Greenhouse gases from dilute emissions
Presently, scrubbing of carbon dioxide and hydrocarbon stack emissions is done by reaction with liquid amines, with an additional heating step required to recover the amine to its initial state. A better method is needed.[5]

Rare earth metals from ores
The rare earth elements are used in the powerful magnets that enable motors and actuators for many applications, and also for some catalysts. They tend to occur together in nature and are chemically similar, so their separation from ores is difficult.

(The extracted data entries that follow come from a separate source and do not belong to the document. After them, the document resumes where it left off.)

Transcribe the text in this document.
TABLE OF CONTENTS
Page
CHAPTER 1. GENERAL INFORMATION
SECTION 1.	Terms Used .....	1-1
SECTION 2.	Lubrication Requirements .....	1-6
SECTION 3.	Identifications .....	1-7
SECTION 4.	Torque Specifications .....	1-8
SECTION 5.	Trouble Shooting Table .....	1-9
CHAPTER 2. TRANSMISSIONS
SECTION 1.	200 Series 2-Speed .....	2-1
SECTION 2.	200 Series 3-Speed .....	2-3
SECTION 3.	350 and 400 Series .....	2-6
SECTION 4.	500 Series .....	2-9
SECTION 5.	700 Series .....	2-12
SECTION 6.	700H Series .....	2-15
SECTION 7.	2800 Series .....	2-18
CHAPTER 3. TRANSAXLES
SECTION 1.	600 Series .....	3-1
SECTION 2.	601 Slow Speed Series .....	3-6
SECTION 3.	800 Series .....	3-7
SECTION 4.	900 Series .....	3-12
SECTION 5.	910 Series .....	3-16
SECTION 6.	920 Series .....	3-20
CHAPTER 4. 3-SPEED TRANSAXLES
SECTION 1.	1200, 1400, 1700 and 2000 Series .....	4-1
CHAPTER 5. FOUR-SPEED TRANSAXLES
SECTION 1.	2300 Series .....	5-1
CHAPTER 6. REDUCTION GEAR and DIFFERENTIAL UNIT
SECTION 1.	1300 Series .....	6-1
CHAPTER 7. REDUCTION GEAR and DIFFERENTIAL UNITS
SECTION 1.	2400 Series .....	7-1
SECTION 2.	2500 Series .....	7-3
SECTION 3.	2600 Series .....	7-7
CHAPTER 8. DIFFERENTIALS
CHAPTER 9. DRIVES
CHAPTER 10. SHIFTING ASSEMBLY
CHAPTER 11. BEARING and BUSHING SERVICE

Benzene derivatives from each other
Benzene and its derivatives are used in the production of many materials, solvents and fuel additives. Distillation columns, similar to the petroleum example above, are now used to separated these. About 50 gigawatts of energy are used for this purpose annually. Membrane and sorbents could be developed for a more energy-efficient process.

Trace contaminants from water
As the Flint, Michigan, water crisis reminds us, we sometimes must purify our water before drinking. In many parts of the world, water desalination is an important process, and it's both energy and capital intensive. Some membrane processes are now used, but research is needed to solve problems such as fouling, and to make desalination more energy efficient.

Says co-author David Sholl, chair of Georgia Tech's School of Chemical & Biomolecular Engineering,
"We wanted to highlight how much of the world's energy is used for chemical separations and point to some areas where large advances could potentially be made by expanding research in these areas... These processes are largely invisible to most people, but there are large potential rewards - to both energy and the environment - for developing improved separation processes in these areas."[5]

References:

  1. Cooking with chemistry, Chemistry in Britain (Chemistry World), no. 10 Royal Society of Chemistry, October 2003.
  2. Nathan Myhrvold, Chris Young, and Maxime Bilet, "Modernist Cuisine: The Art and Science of Cooking," The Cooking Lab, March 7, 2011, ISBN 978-0982761007, 2438 pp. (Modernist Cuisine Web Site).
  3. L-C Maillard, "Action des acides amines sur les sucres: Formation des melanoidines par voie methodique," Comptes Rendus, vol. 154 (1912), pp. 66-68.
  4. David S. Sholl and Ryan P. Lively, "Seven chemical separations to change the world," Nature, vol. 532, no. 7600 (April 28, 2016), pp. 435-437. This is an open access article with a PDF file available here.
  5. John Toon, "Researchers List 'Seven Chemical Separations to Change the World'," Georgia Institute of Technology Press Release, April 27, 2016.